There are some purchases that we make that are directly for my health. Over-the-counter medications like Gravol, Robaxacet, and Motion Medicine Muscle Cream, then dietary items like Boost (when my intestines are rejecting food), the canes that I use for walking on days when my hips have complete bitched out, as well as parking payments at the hospital for appointments and trips to the Emergency Room.
We always keep these receipts, if nothing more than for our own records.
So, for 2017 (which was a quieter year for appointments overall), we spent about $300 just on parking at Foothills. We spent just under $1k on things like Boost and Gravol, and then another $1k on other health-related items like optometry, medicinal therapies currently not covered, and portions of dental that weren't covered.
A thousand dollars is a LOT of Gravol and Boost.
Now - I am lucky and I have absolutely amazing coverage overall. My pharmaceutical medications are almost always 100% covered. So the amount that we paid out of pocket is a tiny, little, miniscule fraction of what our coverage pays for.
I am more than happy to spend $2k+ and have everything else covered.
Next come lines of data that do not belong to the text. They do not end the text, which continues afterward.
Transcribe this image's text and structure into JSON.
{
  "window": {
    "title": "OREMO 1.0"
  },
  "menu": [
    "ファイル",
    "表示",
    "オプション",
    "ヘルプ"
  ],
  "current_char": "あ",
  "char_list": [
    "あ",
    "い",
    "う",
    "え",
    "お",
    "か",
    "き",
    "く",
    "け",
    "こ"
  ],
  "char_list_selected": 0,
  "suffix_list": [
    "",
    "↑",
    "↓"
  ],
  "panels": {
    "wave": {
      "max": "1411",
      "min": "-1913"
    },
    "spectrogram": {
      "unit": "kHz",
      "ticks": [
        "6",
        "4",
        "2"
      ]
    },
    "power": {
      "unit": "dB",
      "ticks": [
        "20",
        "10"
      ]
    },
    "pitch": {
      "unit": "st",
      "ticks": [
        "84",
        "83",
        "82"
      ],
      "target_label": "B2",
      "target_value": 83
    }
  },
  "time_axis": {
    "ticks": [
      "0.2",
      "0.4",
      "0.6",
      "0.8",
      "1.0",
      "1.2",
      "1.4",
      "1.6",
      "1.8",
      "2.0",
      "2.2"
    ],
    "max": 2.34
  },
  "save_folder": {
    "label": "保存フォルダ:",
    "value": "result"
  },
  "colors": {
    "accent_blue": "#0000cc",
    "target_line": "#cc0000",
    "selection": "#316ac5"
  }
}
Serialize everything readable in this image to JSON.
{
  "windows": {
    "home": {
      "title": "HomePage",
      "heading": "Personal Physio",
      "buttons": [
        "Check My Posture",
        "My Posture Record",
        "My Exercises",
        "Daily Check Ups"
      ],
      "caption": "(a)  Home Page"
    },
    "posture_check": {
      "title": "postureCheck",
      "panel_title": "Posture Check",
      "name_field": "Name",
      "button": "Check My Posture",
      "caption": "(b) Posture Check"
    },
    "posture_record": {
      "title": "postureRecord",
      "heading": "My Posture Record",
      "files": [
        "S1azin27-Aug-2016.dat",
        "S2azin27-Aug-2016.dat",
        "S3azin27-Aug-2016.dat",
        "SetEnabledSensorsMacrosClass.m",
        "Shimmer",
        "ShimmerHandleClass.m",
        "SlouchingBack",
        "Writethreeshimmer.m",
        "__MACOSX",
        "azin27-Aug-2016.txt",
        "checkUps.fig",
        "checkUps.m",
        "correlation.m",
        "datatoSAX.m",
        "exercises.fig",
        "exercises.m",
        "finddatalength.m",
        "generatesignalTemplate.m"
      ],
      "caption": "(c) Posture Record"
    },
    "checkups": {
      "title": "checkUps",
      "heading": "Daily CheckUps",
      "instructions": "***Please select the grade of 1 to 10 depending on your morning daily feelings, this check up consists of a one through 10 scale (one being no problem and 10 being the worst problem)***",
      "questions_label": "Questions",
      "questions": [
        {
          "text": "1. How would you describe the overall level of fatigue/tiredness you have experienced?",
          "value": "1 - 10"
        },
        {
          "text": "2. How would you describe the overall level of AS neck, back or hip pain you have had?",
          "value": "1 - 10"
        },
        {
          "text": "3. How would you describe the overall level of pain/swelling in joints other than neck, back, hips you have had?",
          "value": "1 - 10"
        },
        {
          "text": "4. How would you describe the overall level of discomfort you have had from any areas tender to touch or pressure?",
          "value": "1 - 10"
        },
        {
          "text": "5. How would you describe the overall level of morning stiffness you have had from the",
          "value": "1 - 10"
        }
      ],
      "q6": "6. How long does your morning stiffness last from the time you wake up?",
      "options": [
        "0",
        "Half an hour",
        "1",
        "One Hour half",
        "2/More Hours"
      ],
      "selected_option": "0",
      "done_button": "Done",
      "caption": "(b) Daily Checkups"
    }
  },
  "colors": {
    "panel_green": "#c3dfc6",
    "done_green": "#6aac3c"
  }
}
Whenever I feel like complaining about coverage, slap me! Because we are very fortunate. Canadians are fortunate. Our system has MANY flaws, the system is broken in various areas (help for the chronically ill and those in chronic pain being one), but I still 100% appreciate the system we DO have in place. Improvements need to be made, absolutely, but not a complete overhaul. We have the base system in place, it just needs some tweaking ;).
I am interested to know what my prescribed medications WOULD HAVE cost us if we did not have coverage. Maybe I will look at that later.